When did love first have meaning for you?

I think it was 10 years ago when I started to understand that emotions and deeds complete the package called “love”.

What are your acts of love?

I could tell you kissing and hugging but these are only the coating. The real deal for me is the sacrifice involved every time you say you love someone. Are you able to share, struggle, cry, laugh, joke, converse with, and be good companion with the person you say you love?

Are you currently in a relationship?

I have been in a few. I am single now and concentrating on my career.

What has been your experience relating intimately?

Both ecstatic and very disturbing. We live life with its black and white experiences. Both are great. My theory of life is “live love, love life”. There is no greater feeling than to love and be loved.

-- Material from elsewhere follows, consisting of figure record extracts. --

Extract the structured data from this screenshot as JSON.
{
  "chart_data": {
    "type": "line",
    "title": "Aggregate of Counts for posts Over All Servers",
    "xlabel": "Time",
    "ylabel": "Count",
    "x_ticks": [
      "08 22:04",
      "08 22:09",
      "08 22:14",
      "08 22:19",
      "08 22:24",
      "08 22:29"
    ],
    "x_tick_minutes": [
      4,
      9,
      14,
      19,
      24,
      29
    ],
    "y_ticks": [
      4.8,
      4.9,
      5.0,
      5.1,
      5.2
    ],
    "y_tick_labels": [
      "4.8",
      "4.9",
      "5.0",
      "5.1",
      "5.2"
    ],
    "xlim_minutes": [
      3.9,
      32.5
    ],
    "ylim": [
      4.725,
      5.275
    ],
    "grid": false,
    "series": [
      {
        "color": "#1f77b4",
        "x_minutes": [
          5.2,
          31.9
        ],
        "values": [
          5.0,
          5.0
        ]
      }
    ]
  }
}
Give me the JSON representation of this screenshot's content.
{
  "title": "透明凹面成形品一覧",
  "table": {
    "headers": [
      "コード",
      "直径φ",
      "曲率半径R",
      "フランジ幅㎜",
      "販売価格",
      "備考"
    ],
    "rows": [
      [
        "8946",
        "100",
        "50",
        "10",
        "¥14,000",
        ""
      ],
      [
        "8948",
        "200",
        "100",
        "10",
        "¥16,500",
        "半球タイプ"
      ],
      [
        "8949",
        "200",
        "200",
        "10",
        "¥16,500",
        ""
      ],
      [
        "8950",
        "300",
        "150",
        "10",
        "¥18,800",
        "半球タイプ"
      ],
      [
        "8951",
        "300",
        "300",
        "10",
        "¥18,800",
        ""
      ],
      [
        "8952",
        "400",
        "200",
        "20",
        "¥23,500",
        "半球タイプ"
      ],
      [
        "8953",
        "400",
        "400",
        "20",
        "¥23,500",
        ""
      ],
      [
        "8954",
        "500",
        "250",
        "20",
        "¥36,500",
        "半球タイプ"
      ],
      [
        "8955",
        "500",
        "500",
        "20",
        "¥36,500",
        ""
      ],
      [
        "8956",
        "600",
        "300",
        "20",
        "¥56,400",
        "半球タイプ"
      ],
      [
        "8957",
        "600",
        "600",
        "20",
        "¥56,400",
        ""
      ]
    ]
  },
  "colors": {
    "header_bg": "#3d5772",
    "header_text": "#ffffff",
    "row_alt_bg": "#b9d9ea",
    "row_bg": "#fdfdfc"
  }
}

What is the one thing that makes you proud of being Ugandan?

Our general character that I will call ak’obuntu. The line drawn between what should and should not be done in society.

What messages are presented in your music?

It is a combination of culture, love, hate, and divinity. Some of the themes are humourous, others serious and others, well, touching daily life issues.

Where have you played?

In 2015, I performed at the Zanzibar International Film Festival. A lot more is to be heard on my album Dawn, which is soon to be released.

What are your top destinations?

All live band spots within a radius of 10km in Kampala, together with a few clubs.

Mugenyi's musical journey

Practicing four hours every day, Brian Mugenyi first played the piano when he was eight. He spent five years nurturing his passion for music at Africa Institute of Music, where he majored in classical piano, with a minor in the saxophone.

He perfected the playing the saxophone in South Korea on a student exchange programme.